It Always Rains When The Car Is Washed – Volatility And Hedging Your Portfolio

I decided to wash the car on Sunday which had all the appearance of a hot and sunny day and turned out so.

But as Murphy’s Law would have it, a single lone and evil raincloud decided to stalk me the entire afternoon and it chose to pour right overhead me when I had no choice but to leave the house exactly at 6pm in an absolute freak of nature passing shower just over my car, making me look like a real sore loser with a wet car amongst all the dry beauties out there.

My mother passed away 2 years ago this time (right before the controversial QE3) and the moral of the story is that when things go wrong, they do. Just like Murphy’s law, with the last straw being a nil insurance settlement because she did not die of an accident ! at the age of 58 while climbing a mountain ! (Say No To GE Policies !)

We are going through a truly transitory phase in the markets and I believe we are at the brink of a Murphy’s moment.

Because if markets were always right, then nothing can go wrong. But history has shown that things do go wrong.

And volatility monitors shows the market under prepared.

VIX at lows
vix 5 year chart

Libor-OIS spread flatline for extended period. (Libor-OIS is used to measure distress in banks borrowing)

libor-ois spread

Monitor of Financial Conditions is way above average. The Investment Grade spread vs 10Y US treasuries in at a 1 year low. Note that the swaption volatility index is also near lows.
financial conditions monitor

The change in forex volatility in 6 months is astonishing. There is nothing to be made in selling vols or running any dual currency deposits (except for the Russian Ruble)
FX VOLATILITY 6M CHANGESome are putting plans into action as I read that investors are hedging their junk bond portfolios at the highest rate ever in a year.
“There haven’t been this many bearish options (HYG:US) on an exchange-traded fund tracking high-yield debt in almost a year, relative to bullish contracts, according to data compiled by Bloomberg.” http://www.businessweek.com/news/2014-05-07/junk-attracting-bears-as-high-yield-etf-rockets-higher-options

It makes sense when “Junk-bond investors are accepting yields that are 0.74 percentage point lower than the earnings yield on the Standard & Poor’s 500 index, a measure of profit as a percentage of equity prices.”
http://www.bloomberg.com/news/2014-05-06/junk-bonds-pricier-than-stocks-mean-high-yield-getting-expensive.html

And how did an economics book manage to become a bestseller ?

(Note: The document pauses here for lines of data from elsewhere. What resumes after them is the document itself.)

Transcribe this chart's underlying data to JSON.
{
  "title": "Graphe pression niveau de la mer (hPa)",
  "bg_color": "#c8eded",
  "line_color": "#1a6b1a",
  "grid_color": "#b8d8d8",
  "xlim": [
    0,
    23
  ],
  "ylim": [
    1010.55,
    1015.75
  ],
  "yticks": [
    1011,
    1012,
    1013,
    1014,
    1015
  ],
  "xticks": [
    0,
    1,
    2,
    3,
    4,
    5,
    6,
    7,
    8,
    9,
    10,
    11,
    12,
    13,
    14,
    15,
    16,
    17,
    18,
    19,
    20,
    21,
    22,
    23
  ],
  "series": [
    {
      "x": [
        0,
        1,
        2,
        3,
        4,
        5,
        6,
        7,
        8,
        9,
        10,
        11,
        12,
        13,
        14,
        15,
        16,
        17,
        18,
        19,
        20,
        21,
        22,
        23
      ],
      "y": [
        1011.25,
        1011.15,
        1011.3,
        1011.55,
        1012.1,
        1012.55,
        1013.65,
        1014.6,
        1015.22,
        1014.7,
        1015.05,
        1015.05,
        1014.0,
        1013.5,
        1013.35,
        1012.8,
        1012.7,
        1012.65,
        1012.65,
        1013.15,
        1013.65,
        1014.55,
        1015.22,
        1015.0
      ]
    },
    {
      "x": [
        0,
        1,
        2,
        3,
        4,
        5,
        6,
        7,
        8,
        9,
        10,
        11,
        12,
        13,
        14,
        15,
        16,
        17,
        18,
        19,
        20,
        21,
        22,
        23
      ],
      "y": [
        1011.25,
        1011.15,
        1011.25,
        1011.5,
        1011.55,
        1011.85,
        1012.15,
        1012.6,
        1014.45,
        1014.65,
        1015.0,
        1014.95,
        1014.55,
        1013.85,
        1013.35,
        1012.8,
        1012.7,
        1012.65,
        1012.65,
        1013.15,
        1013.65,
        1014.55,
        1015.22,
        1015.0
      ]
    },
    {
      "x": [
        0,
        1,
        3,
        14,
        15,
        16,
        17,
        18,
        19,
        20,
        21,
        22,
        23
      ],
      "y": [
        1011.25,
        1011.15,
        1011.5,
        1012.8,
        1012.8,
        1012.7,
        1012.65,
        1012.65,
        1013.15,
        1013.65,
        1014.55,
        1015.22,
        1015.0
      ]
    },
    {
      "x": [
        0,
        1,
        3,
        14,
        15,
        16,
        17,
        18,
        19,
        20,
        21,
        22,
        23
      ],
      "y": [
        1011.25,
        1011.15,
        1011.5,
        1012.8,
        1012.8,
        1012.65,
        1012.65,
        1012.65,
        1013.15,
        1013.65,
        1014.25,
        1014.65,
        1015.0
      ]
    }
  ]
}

Thomas Picketty’s “Capital in the Twenty-First Century”, a book about wealth inequality and the dangerous path the economy is heading down, is quickly embraced by the media even as the same media reports that Home Sales Topping $100 Million Smash U.S. Price Records.

For the US median wage of US 27,519 in 2013 (vs $44,389 in 2004), it would take over 5,000 years to pay off the new record price of US 147 million for a home. [Amended nominal median wage is US 50,000 (according US Census Dept) in 2012 which would take just 2,940 years to pay 147 mio off]. ** The US 27,519 number came from an Al Jazeera article whose source if the Social Security Administration http://america.aljazeera.com/articles/2013/11/4/median-wage-stagnationincomeinequality.html.

I realise that many retail investors do not hedge mainly because they know not how to and so they are caught up in the storm with the sinking ship and hold on for dear life like my dad did with Capitamall Asia and is barely breaking even with this privatisation by Capitaland exercise.

So, do me a favour and take time out to look at hedges in this cheap sale period.